Une vision ne se décrète pas. Elle se construit, se partage et surtout, se porte politiquement. La Vision 2050 présentée récemment n’est pas un simple exercice de projection technocratique. Elle est l’aboutissement d’un travail de fond, pensé à tous les échelons de l’État, voulu, structuré et mûri sous l’impulsion du Dr Navin Ramgoolam. Une vision globale, transversale, qui embrasse l’économie, le social, l’environnement, l’éducation, la technologie et la gouvernance. Une vision qui engage le pays sur le long terme, bien au-delà des échéances électorales.
Piloter une telle ambition exige plus qu’un document stratégique. Cela requiert une cheffe d’orchestre. En confiant ce chantier à la ministre Jyoti Jeetun, le signal était clair : la Vision 2050 n’est pas un slogan, mais un projet d’État. Elle l’a porté avec méthode, constance et pédagogie, s’entourant d’experts, mobilisant les parties prenantes et donnant à cette vision une lisibilité rare dans l’action publique. Projet rime avec accompagnement, et l’accompagnement, ici, a été réel.
Il faut aussi saluer un aspect souvent négligé, mais essentiel : la communication. Une vision mal expliquée est une vision condamnée. Sur ce terrain, l’équipe de communication de la ministre Jeetun a livré une partition sans fausse note. Clarté du message, cohérence des supports, maîtrise du tempo. À l’heure où la défiance envers l’action publique est forte, cette rigueur mérite d’être soulignée. Oui, la communication est un outil politique. Encore faut-il savoir l’utiliser avec intelligence et crédibilité. Bravo à cette équipe.
« Le futur se bâtit par l’engagement, pas par l’absence. »

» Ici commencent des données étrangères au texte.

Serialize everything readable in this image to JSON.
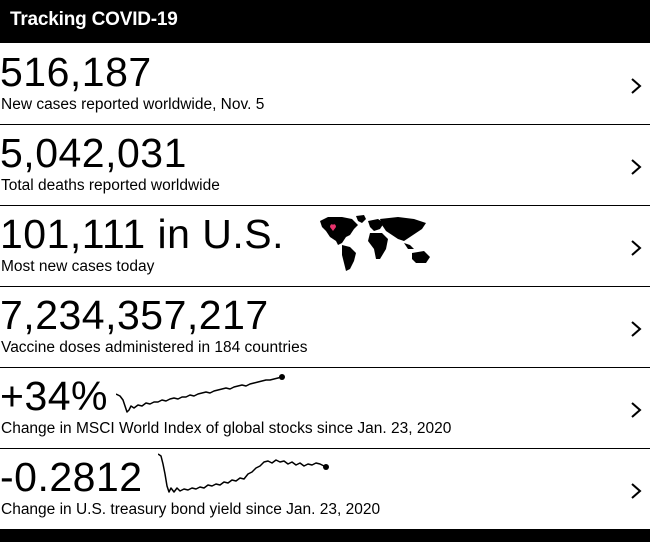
{
  "header": {
    "title": "Tracking COVID-19"
  },
  "rows": [
    {
      "value": "516,187",
      "caption": "New cases reported worldwide, Nov. 5"
    },
    {
      "value": "5,042,031",
      "caption": "Total deaths reported worldwide"
    },
    {
      "value": "101,111 in U.S.",
      "caption": "Most new cases today"
    },
    {
      "value": "7,234,357,217",
      "caption": "Vaccine doses administered in 184 countries"
    },
    {
      "value": "+34%",
      "caption": "Change in MSCI World Index of global stocks since Jan. 23, 2020"
    },
    {
      "value": "-0.2812",
      "caption": "Change in U.S. treasury bond yield since Jan. 23, 2020"
    }
  ],
  "icons": {
    "chevron": "chevron-right-icon",
    "map": "world-map-icon",
    "sparkline": "sparkline-chart"
  },
  "colors": {
    "header_bg": "#000000",
    "header_text": "#ffffff",
    "map_fill": "#000000",
    "map_marker": "#e8336d"
  }
}
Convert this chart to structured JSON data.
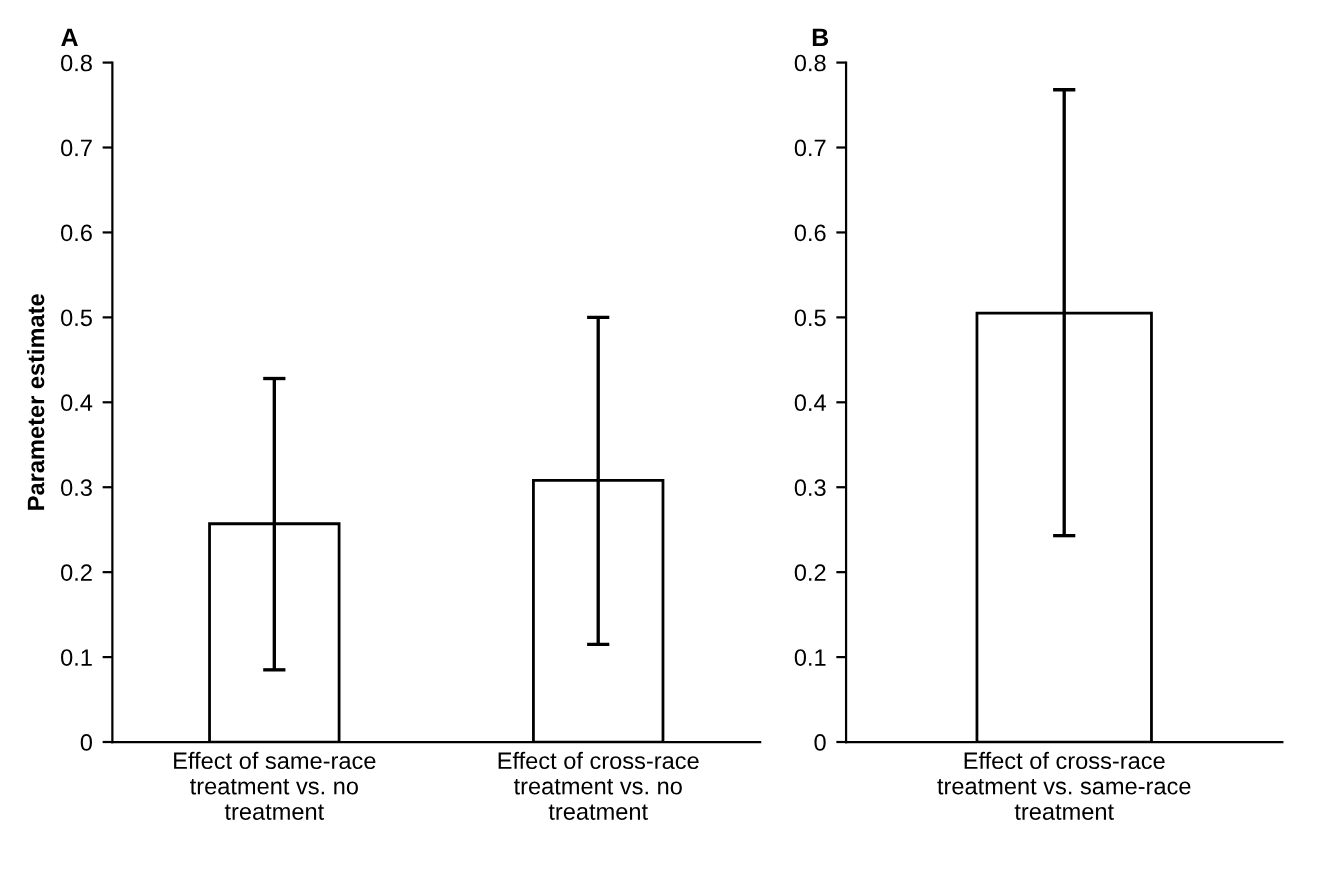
{
  "chart_data": [
    {
      "type": "bar",
      "title": "A",
      "ylabel": "Parameter estimate",
      "categories": [
        "Effect of same-race treatment vs. no treatment",
        "Effect of cross-race treatment vs. no treatment"
      ],
      "series": [
        {
          "color": "#ffffff",
          "values": [
            0.257,
            0.308
          ],
          "errors": [
            [
              0.085,
              0.428
            ],
            [
              0.115,
              0.5
            ]
          ]
        }
      ],
      "ylim": [
        0,
        0.8
      ],
      "yticks": [
        0,
        0.1,
        0.2,
        0.3,
        0.4,
        0.5,
        0.6,
        0.7,
        0.8
      ],
      "grid": false,
      "legend": false
    },
    {
      "type": "bar",
      "title": "B",
      "categories": [
        "Effect of cross-race treatment vs. same-race treatment"
      ],
      "series": [
        {
          "color": "#ffffff",
          "values": [
            0.505
          ],
          "errors": [
            [
              0.243,
              0.768
            ]
          ]
        }
      ],
      "ylim": [
        0,
        0.8
      ],
      "yticks": [
        0,
        0.1,
        0.2,
        0.3,
        0.4,
        0.5,
        0.6,
        0.7,
        0.8
      ],
      "grid": false,
      "legend": false
    }
  ]
}
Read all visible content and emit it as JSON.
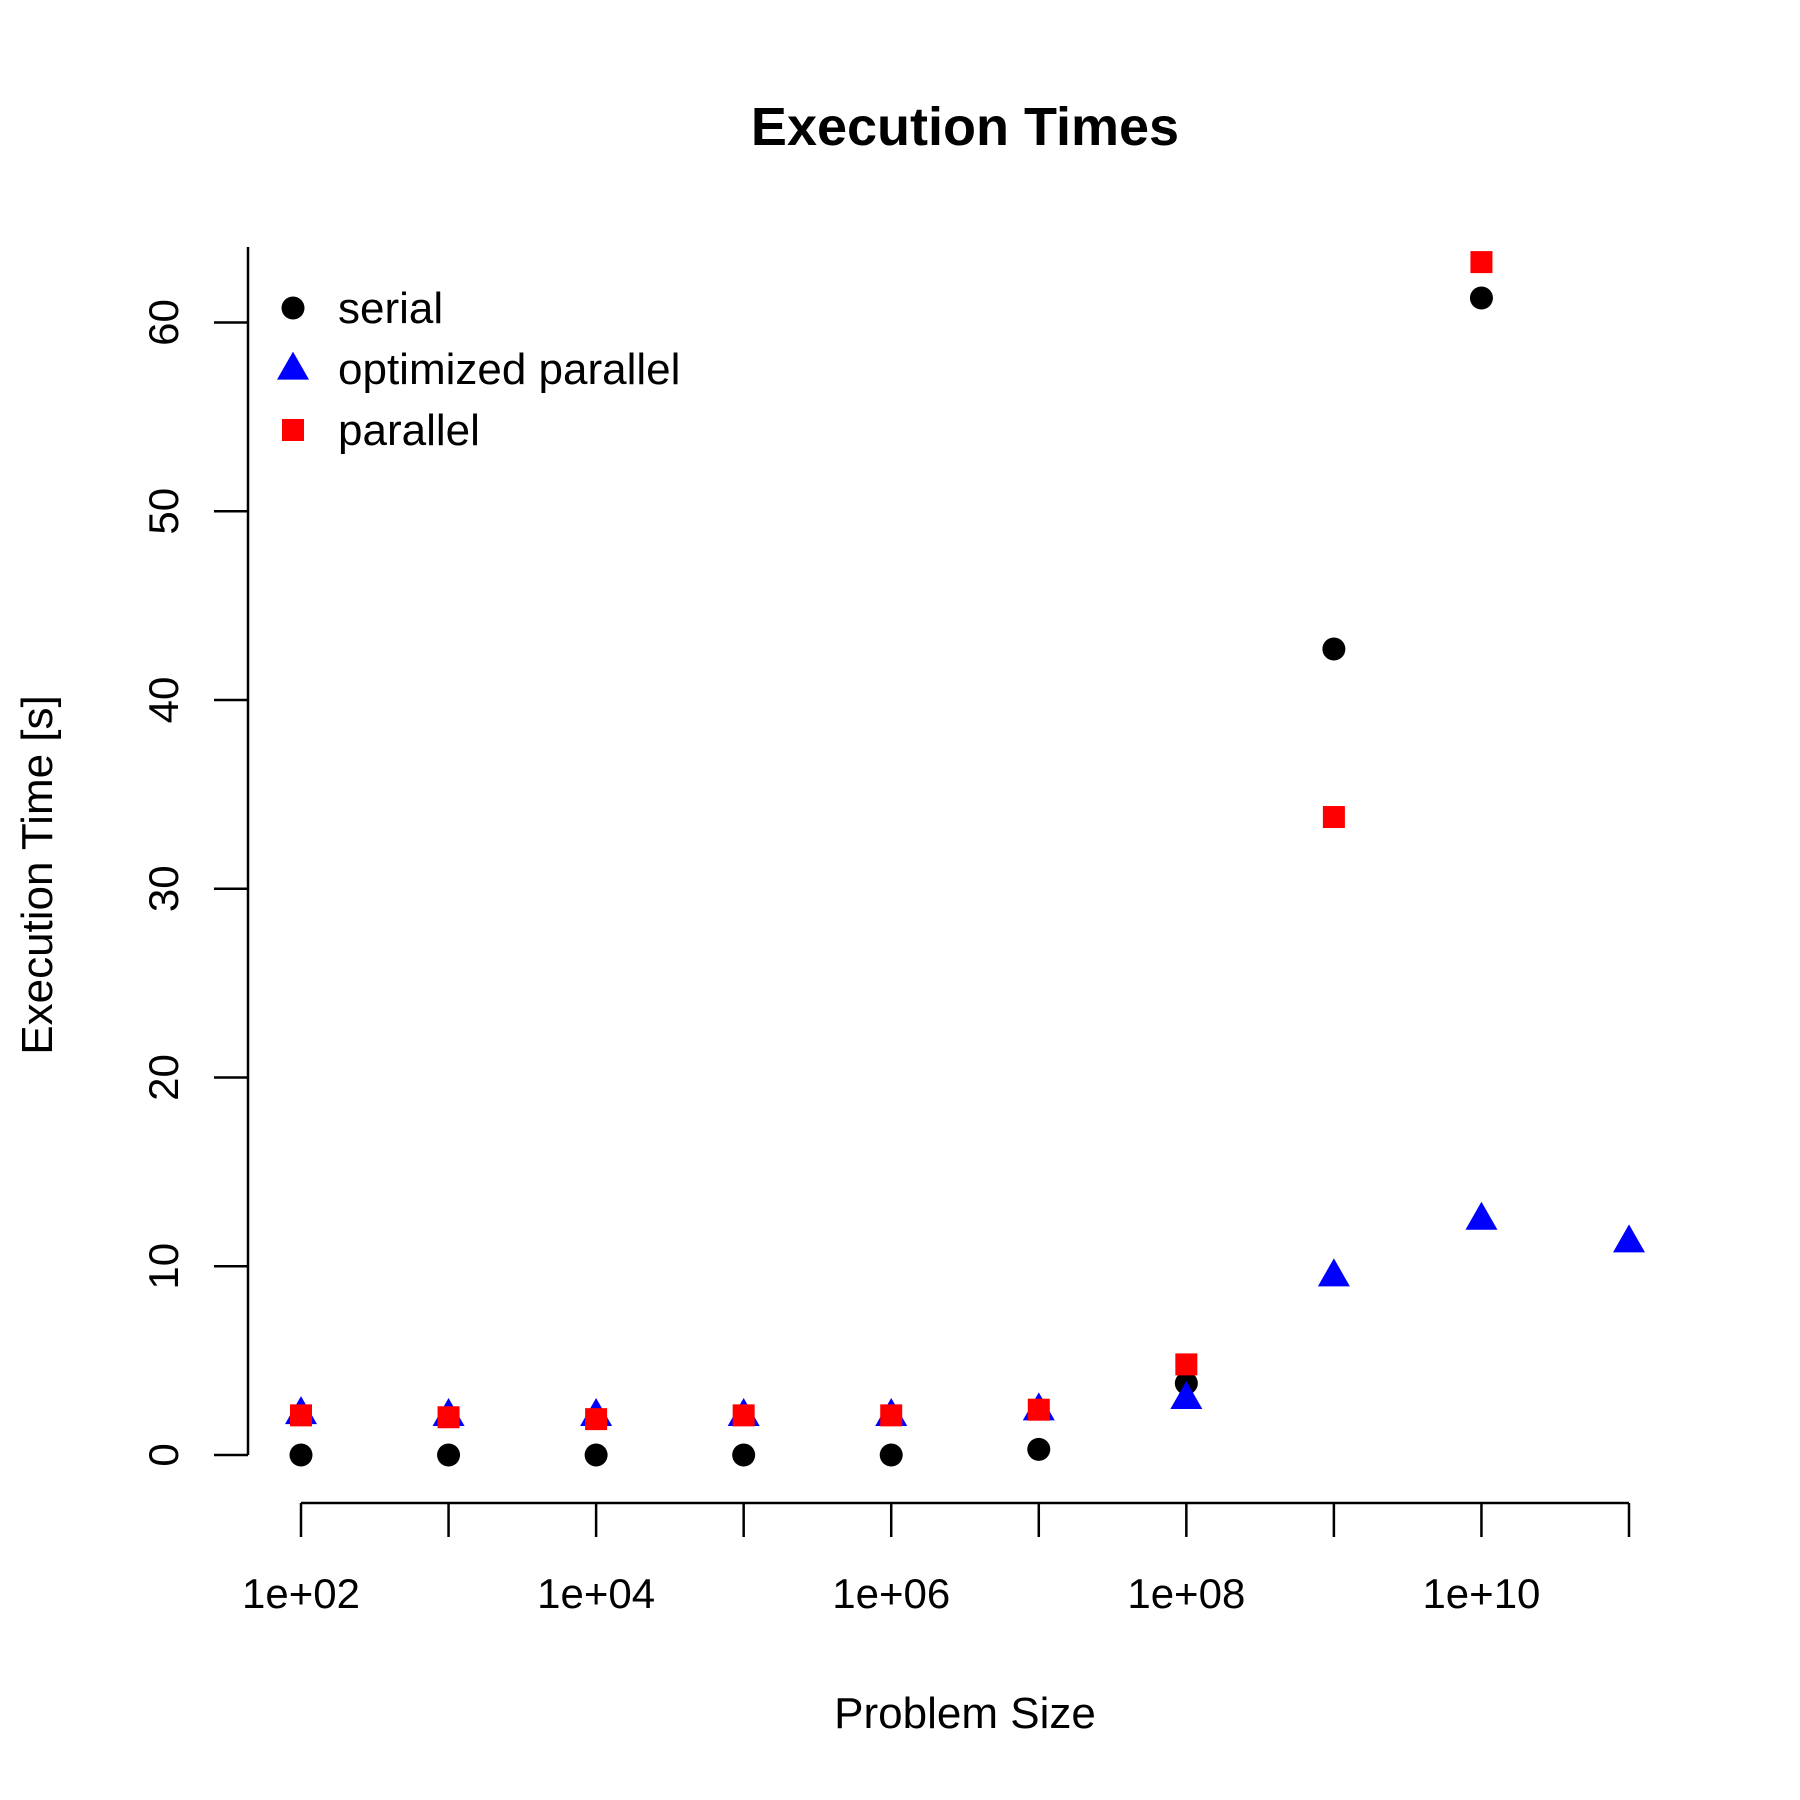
{
  "chart_data": {
    "type": "scatter",
    "title": "Execution Times",
    "xlabel": "Problem Size",
    "ylabel": "Execution Time [s]",
    "xscale": "log10",
    "xlim": [
      100,
      100000000000
    ],
    "ylim": [
      0,
      64
    ],
    "x_tick_values": [
      100,
      1000,
      10000,
      100000,
      1000000,
      10000000,
      100000000,
      1000000000,
      10000000000,
      100000000000
    ],
    "x_tick_labels": [
      "1e+02",
      "",
      "1e+04",
      "",
      "1e+06",
      "",
      "1e+08",
      "",
      "1e+10",
      ""
    ],
    "y_ticks": [
      0,
      10,
      20,
      30,
      40,
      50,
      60
    ],
    "y_tick_labels": [
      "0",
      "10",
      "20",
      "30",
      "40",
      "50",
      "60"
    ],
    "grid": false,
    "legend_position": "top-left",
    "series": [
      {
        "name": "serial",
        "marker": "circle",
        "color": "#000000",
        "x": [
          100,
          1000,
          10000,
          100000,
          1000000,
          10000000,
          100000000,
          1000000000,
          10000000000
        ],
        "y": [
          0.0,
          0.0,
          0.0,
          0.0,
          0.0,
          0.3,
          3.8,
          42.7,
          61.3
        ]
      },
      {
        "name": "optimized parallel",
        "marker": "triangle",
        "color": "#0000ff",
        "x": [
          100,
          1000,
          10000,
          100000,
          1000000,
          10000000,
          100000000,
          1000000000,
          10000000000,
          100000000000
        ],
        "y": [
          2.2,
          2.1,
          2.1,
          2.1,
          2.1,
          2.4,
          3.0,
          9.5,
          12.5,
          11.3
        ]
      },
      {
        "name": "parallel",
        "marker": "square",
        "color": "#ff0000",
        "x": [
          100,
          1000,
          10000,
          100000,
          1000000,
          10000000,
          100000000,
          1000000000,
          10000000000
        ],
        "y": [
          2.1,
          2.0,
          1.9,
          2.1,
          2.1,
          2.4,
          4.8,
          33.8,
          63.2
        ]
      }
    ]
  }
}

Mais un événement, aussi structurant soit-il, se lit aussi à travers ses absences. Et celle de Paul Bérenger n’est pas passée inaperçue. Certes, il était “pris ailleurs”. Certes, l’explication a été donnée. Mais symboliquement, l’absence interroge. Y a-t-il aujourd’hui quelque chose de plus important qu’une Vision 2050 censée dessiner l’avenir du pays ? La question mérite d’être posée, sans polémique inutile, mais avec lucidité politique.
D’autant plus que le secteur privé, lui, était au rendez-vous. Massivement. Présent. Engagé. À l’écoute. Ce contraste frappe. Quand ceux qui investissent, produisent et créent de l’emploi répondent à l’appel, l’absence de certaines figures politiques pèse doublement. Elle envoie un message, volontaire ou non.
Autre constat troublant : au niveau des ministres MMM, une seule présence notable, celle d’Arianne Navarre-Marie. Là encore, le symbole est fort. La Vision 2050 se veut inclusive, collective, transpartisane. Elle appelle à un alignement des forces, pas à des silences embarrassés.
En politique, le pouvoir est parfois ingrat. Le pavillon une fois servi, on le jette. Ceux qui portent les projets deviennent parfois des variables d’ajustement, quand ils devraient être soutenus, consolidés, protégés. Soutenir la ministre Jeetun aujourd’hui, ce n’est pas soutenir une personne. C’est soutenir une vision. C’est donner une chance réelle à une transformation de fond.
La Vision 2050 ne doit pas devenir un document de plus sur une étagère. Elle exige du courage politique, de la constance et une solidarité gouvernementale sans calculs. Le cap est là. Le navire est prêt. Reste à savoir si tous veulent vraiment monter à bord.